В частности, сэр Артур Конан Дойл призывает к тому, чтобы работники боеприпасов — которые, как помнится, были в основном женщинами — стимулировались рассказами о злодеяниях:

«Работники боеприпасов должны терпеть много мелких неприятностей, и их нервы печально расшатаны. Им нужны сильные элементарные эмоции, чтобы продолжать. Пусть будут сделаны картины этого и других инцидентов. Пусть они будут развешаны в каждой мастерской. Пусть они будут густо распространены в районах Шинн Фейн в Ирландии и в очагах социализма и пацифизма в Англии и Шотландии. Ирландец всегда был самой рыцарственной натуры».

Возможно, что Шинн Фейн теперь приняла близко к сердцу этот совет относительно использования, которое может быть сделано из жестокостей, совершенных врагом на войне.

Теперь нет причин сомневаться в правдивости злодеяний, касаются ли они ужасного жестокого обращения с заключенными в военное время, о котором пишет сэр Артур Конан Дойл, или сожжения заживо негритянских женщин в мирное время в Техасе и Алабаме, или порки женщин в Индии, или репрессий британских солдат в Ирландии, или Красных русских против Белых и Белых против Красных.

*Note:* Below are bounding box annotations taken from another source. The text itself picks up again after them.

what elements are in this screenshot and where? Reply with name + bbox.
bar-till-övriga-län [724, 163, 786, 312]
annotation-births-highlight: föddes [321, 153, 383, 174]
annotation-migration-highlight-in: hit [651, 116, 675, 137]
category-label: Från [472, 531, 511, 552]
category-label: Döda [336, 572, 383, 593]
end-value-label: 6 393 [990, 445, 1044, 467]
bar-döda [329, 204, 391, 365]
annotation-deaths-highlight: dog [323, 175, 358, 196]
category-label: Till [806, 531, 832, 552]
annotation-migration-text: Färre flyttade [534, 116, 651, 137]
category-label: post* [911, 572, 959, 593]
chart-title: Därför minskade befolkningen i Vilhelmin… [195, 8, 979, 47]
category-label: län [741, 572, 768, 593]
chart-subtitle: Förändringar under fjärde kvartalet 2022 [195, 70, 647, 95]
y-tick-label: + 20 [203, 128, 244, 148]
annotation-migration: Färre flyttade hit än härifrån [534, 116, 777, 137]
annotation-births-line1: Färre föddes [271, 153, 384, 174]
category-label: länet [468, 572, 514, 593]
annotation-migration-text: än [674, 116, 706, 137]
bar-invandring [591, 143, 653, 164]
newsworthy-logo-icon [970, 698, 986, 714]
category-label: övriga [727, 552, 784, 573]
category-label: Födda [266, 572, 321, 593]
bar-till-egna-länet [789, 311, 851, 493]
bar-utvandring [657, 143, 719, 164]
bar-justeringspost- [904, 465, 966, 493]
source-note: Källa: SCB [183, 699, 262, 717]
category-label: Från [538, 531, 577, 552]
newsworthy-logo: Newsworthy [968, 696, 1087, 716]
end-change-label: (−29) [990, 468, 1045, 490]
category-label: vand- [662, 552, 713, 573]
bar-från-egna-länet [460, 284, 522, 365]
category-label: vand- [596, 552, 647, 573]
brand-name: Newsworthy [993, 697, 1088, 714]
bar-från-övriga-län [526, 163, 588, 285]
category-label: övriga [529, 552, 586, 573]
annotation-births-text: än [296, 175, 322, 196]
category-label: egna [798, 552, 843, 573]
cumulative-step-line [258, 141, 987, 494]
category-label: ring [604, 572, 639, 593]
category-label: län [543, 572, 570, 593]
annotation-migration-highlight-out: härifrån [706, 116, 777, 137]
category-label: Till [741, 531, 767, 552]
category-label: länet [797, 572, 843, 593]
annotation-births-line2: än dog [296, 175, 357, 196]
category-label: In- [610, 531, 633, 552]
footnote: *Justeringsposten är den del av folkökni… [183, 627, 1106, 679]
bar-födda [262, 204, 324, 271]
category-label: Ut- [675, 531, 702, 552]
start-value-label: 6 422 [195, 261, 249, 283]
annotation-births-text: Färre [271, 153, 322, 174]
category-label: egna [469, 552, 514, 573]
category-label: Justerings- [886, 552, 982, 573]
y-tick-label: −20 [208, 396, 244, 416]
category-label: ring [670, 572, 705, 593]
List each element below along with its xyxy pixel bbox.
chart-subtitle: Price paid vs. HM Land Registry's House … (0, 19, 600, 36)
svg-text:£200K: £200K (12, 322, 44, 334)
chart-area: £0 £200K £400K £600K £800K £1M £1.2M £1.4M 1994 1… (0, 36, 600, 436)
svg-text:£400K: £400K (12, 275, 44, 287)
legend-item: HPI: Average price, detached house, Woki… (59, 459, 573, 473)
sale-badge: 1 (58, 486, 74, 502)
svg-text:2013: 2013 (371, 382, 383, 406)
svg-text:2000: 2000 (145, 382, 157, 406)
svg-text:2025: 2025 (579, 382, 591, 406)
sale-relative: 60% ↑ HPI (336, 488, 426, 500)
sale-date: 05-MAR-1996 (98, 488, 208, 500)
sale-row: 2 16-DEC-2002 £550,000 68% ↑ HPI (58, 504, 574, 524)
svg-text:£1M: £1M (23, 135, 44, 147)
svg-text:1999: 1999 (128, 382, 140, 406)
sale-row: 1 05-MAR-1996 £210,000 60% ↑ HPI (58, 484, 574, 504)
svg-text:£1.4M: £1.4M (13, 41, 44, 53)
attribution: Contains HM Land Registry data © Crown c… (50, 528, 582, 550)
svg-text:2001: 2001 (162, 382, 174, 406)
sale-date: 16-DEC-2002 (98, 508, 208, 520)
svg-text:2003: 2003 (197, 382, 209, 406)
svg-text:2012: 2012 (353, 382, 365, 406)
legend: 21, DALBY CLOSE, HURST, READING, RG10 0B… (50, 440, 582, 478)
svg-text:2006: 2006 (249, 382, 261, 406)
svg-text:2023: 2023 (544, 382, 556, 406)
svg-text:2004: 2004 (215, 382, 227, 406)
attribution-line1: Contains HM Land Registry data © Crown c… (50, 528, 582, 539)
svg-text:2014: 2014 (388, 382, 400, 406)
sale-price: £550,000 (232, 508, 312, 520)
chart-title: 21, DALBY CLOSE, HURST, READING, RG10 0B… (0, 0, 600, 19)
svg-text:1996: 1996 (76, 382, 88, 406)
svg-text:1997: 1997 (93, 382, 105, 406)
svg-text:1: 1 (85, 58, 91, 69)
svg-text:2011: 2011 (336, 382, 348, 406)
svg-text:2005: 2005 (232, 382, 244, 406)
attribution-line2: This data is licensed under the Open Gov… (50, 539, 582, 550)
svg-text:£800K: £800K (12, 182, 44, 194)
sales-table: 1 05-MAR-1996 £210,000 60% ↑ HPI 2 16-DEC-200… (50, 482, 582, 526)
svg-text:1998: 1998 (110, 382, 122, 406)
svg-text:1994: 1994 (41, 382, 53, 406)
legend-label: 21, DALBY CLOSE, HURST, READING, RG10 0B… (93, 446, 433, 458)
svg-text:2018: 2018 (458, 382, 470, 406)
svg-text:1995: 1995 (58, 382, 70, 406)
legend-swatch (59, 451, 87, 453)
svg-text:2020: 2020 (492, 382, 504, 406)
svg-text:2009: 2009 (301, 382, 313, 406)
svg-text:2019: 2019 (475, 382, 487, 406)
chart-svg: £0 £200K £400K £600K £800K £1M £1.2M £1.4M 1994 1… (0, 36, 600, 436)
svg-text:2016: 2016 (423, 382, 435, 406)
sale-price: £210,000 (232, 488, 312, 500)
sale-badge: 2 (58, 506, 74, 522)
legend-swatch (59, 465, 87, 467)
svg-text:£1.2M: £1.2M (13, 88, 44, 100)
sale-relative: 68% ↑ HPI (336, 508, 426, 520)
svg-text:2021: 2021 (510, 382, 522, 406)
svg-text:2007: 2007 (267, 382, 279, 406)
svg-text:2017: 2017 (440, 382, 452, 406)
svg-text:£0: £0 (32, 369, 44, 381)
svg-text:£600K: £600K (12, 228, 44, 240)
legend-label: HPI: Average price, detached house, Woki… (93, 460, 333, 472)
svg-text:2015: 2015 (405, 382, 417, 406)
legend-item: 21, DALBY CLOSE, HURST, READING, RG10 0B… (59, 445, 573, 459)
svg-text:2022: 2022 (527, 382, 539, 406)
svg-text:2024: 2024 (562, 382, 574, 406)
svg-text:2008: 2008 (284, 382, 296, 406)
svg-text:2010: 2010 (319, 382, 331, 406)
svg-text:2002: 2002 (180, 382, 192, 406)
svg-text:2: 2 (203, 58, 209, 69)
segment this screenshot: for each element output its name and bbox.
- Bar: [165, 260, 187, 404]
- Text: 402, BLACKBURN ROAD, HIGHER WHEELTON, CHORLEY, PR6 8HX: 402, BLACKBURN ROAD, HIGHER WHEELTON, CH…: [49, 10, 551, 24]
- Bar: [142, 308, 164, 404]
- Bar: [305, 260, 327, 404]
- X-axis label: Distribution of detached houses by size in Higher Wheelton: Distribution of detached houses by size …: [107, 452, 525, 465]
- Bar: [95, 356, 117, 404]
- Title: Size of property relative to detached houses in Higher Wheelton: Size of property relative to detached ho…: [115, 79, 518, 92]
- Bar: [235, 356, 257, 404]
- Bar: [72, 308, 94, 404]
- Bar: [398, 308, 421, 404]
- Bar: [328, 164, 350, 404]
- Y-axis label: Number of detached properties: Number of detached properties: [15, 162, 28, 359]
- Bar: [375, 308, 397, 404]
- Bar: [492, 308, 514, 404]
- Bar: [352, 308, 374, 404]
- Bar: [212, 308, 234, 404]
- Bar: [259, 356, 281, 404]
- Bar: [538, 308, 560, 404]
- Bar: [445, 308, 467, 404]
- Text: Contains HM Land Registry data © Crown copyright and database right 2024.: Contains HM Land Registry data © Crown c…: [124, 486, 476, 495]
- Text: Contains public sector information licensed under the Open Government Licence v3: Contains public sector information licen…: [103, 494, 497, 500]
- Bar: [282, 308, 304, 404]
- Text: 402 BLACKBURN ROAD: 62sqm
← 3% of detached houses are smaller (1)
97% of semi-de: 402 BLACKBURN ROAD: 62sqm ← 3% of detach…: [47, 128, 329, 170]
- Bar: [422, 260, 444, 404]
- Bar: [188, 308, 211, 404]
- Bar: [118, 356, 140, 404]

Каждая история может быть правдой. И если бы каждая сторона рассказала всю правду, вместо ее части, эти злодеяния помогли бы нам к пониманию этой сложной природы нашей. Но мы никогда не рассказываем всю правду. Всегда в военное время каждая сторона опускает две вещи, существенные для правды: добро, сделанное врагом, и зло, сделанное нами самими. Если бы это элементарное условие правды было выполнено, эти картины жестокости, зверства, непристойности, изнасилования, садизма, чистой свирепости, возможно, могли бы сказать нам следующее: «В нас есть первобытный тигр; история человека — и особенно история его войн — полна этих предупреждений о глубинах, до которых он может опуститься. Те десять тысяч мужчин и женщин чистой английской крови, злорадствующие над беспомощными заключенными, которых они медленно жарят заживо, не являются нормальными дикарями. Большинство из них — добрые и порядочные люди. Эти истории о сентябрьских массовых убийствах Террора доказывают не более того, что французская натура развращена, чем история Инквизиции, или Ирландии, или Индии доказывает, что испанская или британская натура развращена».

Но правда никогда не преподносится именно так. Ее не преподносили так во время войны. Изо дня в день, из месяца в месяц мы получали эти отобранные истории. В прессе, в кинотеатрах, во время церковных служб их рассказывали нам. Посыл, который несла в себе эта жестокость, заключался не в том, что «вот картина того, на что способна человеческая природа; давайте будем начеку, чтобы ничего подобного не было в нашей истории». Это не было ни намерением, ни результатом пропаганды. Она фактически говорила, и была призвана сказать:

«Этот похотливый зверь, насилующий женщину, — это портрет Германии. Все немцы такие; и никто, кроме немцев, не является таковым. Подобные вещи никогда не случаются в других армиях; жестокость, мстительность и жажда крови неизвестны в силах союзников. Вот почему мы воюем. Помните об этом за мирным столом».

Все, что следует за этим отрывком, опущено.